Online Statistical Inference in Decision-Making with Matrix Context
This work addresses a gap in online decision-making by enabling statistical inference for low-rank matrix contexts, which is incremental as it builds on existing reward maximization algorithms but adds inference capabilities.
The paper tackles the problem of conducting statistical inference in online decision-making with matrix contexts, where model parameters have a low-rank structure, by proposing an online debiasing procedure that handles biases from low-rank estimation and adaptive data collection, resulting in asymptotically normal estimators and valid confidence intervals for parameters and optimal policy values.
The study of online decision-making problems that leverage contextual information has drawn notable attention due to their significant applications in fields ranging from healthcare to autonomous systems. In modern applications, contextual information can be rich and is often represented as a matrix. Moreover, while existing online decision algorithms mainly focus on reward maximization, less attention has been devoted to statistical inference.
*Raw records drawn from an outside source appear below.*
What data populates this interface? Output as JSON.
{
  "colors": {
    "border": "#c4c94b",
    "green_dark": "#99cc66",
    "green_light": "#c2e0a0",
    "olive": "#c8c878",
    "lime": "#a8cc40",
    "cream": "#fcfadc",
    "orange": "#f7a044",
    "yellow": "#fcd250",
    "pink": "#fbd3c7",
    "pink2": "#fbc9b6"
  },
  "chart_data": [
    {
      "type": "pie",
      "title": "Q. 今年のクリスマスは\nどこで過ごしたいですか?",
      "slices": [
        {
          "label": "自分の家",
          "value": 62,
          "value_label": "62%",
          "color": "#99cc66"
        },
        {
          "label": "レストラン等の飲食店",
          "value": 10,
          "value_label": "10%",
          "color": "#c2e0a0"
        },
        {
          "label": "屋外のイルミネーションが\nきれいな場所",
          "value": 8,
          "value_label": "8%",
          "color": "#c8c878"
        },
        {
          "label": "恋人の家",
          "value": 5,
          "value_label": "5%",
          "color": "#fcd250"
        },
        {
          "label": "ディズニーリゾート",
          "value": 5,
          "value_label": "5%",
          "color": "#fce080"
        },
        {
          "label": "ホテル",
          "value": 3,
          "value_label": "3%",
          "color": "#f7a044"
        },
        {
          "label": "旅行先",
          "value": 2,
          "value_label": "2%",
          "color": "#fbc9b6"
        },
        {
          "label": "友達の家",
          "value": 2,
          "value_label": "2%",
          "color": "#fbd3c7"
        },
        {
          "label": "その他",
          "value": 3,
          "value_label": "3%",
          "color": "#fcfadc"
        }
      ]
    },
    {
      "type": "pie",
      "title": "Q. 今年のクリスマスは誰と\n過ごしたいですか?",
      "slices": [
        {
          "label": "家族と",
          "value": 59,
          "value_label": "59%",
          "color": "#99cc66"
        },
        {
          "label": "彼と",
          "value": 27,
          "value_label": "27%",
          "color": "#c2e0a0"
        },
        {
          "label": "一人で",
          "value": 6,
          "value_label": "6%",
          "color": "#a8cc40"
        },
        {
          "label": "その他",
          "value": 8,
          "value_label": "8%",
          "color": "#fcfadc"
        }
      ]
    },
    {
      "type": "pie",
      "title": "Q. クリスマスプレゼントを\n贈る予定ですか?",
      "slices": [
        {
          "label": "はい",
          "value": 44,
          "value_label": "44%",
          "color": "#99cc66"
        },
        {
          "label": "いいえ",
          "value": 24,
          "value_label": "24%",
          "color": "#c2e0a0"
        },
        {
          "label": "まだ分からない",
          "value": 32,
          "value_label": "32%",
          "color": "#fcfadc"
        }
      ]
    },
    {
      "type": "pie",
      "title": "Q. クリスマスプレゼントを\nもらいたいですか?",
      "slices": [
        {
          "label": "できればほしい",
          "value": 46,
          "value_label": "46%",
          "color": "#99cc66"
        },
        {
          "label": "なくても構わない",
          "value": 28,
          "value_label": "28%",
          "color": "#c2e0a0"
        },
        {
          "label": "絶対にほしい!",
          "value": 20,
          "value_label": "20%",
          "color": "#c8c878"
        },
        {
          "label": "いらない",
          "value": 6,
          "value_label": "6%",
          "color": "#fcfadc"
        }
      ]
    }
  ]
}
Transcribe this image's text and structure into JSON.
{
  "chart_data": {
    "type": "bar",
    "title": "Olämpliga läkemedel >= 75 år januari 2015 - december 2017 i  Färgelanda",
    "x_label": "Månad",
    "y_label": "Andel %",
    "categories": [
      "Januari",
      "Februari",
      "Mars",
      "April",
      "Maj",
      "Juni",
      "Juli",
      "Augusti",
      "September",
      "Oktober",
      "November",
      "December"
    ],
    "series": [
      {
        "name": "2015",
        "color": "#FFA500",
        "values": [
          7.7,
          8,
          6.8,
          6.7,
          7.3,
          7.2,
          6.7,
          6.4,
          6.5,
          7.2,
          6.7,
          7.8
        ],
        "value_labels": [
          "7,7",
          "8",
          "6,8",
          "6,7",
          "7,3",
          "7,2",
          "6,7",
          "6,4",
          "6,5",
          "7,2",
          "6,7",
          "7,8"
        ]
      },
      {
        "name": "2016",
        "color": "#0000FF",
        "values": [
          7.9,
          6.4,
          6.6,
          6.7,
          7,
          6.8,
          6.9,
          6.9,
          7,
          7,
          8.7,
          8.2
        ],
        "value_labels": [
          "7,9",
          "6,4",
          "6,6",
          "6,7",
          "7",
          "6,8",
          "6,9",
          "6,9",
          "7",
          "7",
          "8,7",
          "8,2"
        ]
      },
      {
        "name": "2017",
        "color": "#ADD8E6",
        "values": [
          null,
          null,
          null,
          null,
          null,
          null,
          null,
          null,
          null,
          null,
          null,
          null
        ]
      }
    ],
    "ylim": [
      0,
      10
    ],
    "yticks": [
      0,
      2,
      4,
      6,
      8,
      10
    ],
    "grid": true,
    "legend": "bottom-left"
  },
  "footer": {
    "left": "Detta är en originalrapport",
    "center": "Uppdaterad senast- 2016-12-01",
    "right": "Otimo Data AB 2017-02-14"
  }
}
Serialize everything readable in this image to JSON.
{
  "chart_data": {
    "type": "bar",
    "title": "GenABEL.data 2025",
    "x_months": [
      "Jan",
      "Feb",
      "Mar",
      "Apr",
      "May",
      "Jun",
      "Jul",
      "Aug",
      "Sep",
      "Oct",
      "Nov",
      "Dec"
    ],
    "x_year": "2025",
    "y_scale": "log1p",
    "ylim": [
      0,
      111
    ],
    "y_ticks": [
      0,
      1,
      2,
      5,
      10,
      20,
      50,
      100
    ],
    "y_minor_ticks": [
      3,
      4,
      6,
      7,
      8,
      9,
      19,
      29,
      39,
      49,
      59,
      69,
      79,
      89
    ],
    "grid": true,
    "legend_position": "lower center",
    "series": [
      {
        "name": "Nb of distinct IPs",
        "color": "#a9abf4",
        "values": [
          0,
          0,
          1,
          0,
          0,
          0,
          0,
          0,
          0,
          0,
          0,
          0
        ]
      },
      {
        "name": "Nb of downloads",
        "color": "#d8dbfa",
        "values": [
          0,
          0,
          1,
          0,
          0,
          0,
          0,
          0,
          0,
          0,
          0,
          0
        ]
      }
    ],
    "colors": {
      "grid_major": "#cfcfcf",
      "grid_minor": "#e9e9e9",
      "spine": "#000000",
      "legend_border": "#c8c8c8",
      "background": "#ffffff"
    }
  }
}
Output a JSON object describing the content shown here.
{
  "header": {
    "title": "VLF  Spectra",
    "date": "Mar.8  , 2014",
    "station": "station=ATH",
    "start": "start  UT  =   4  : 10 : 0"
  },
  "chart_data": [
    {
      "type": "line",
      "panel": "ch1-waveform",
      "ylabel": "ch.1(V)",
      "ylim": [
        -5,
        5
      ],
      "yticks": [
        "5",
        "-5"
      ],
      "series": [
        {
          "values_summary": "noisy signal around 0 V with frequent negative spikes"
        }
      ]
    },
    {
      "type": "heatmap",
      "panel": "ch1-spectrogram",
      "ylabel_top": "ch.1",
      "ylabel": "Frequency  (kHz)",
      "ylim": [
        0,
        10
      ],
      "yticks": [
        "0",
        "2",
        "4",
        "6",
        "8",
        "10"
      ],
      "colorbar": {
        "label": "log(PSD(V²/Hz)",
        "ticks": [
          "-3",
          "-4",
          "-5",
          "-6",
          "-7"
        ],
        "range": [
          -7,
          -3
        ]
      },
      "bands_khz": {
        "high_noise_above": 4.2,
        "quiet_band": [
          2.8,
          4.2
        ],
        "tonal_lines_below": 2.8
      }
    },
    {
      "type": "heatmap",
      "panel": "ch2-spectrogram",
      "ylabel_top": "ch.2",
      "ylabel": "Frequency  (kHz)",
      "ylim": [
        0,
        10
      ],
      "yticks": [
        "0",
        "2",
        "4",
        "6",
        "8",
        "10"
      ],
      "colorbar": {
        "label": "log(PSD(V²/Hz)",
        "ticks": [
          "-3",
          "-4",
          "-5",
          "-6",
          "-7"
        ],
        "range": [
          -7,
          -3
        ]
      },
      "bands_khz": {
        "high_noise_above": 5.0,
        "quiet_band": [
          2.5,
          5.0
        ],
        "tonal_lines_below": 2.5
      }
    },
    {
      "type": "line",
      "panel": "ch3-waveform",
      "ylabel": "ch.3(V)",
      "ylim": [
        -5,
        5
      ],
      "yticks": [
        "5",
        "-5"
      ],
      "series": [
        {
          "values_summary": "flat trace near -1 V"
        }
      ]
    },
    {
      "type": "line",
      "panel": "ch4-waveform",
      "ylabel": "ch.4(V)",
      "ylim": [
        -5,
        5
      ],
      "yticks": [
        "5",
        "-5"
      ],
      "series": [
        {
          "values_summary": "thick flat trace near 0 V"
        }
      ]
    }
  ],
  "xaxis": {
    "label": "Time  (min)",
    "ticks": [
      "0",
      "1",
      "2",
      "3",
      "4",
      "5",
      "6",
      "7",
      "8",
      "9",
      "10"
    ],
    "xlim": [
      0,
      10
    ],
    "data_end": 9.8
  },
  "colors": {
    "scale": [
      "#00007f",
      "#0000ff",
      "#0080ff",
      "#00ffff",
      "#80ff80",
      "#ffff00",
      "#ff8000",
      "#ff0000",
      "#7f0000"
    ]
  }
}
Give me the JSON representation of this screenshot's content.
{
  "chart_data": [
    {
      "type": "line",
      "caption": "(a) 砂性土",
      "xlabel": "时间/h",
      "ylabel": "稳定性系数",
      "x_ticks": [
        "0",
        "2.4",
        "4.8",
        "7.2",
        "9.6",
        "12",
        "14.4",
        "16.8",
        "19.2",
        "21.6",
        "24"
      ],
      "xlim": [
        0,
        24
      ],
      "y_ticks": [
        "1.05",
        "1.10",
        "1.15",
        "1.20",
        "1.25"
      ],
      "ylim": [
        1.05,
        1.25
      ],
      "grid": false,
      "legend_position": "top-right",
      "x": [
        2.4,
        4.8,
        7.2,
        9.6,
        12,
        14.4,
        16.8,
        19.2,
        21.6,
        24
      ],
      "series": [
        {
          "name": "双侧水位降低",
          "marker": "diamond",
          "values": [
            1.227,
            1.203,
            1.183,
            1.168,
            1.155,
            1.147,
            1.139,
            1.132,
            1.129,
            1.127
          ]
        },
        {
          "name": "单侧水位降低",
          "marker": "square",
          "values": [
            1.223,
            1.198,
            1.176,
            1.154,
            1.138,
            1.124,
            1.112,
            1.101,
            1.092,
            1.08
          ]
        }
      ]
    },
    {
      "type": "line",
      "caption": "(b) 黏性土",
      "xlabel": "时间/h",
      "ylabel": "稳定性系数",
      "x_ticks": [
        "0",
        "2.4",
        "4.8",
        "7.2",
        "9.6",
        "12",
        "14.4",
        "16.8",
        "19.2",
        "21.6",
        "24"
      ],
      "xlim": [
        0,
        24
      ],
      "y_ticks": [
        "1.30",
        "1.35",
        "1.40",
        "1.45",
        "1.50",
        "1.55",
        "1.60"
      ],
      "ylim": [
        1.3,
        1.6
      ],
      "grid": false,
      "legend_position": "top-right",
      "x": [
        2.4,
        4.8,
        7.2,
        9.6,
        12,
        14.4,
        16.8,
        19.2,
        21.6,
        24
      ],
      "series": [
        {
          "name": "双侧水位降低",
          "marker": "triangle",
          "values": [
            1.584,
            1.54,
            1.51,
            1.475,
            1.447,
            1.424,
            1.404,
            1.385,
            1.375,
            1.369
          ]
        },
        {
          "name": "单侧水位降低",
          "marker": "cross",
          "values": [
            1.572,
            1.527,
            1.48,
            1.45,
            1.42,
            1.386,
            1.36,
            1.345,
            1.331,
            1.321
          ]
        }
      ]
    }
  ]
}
To address these gaps, in this work, we consider an online decision-making problem with a matrix context where the true model parameters have a low-rank structure. We propose a fully online procedure to conduct statistical inference with adaptively collected data. The low-rank structure of the model parameter and the adaptive nature of the data collection process make this difficult: standard low-rank estimators are biased and cannot be obtained in a sequential manner while existing inference approaches in sequential decision-making algorithms fail to account for the low-rankness and are also biased. To overcome these challenges, we introduce a new online debiasing procedure to simultaneously handle both sources of bias. Our inference framework encompasses both parameter inference and optimal policy value inference. In theory, we establish the asymptotic normality of the proposed online debiased estimators and prove the validity of the constructed confidence intervals for both inference tasks. Our inference results are built upon a newly developed low-rank stochastic gradient descent estimator and its convergence result, which are also of independent interest.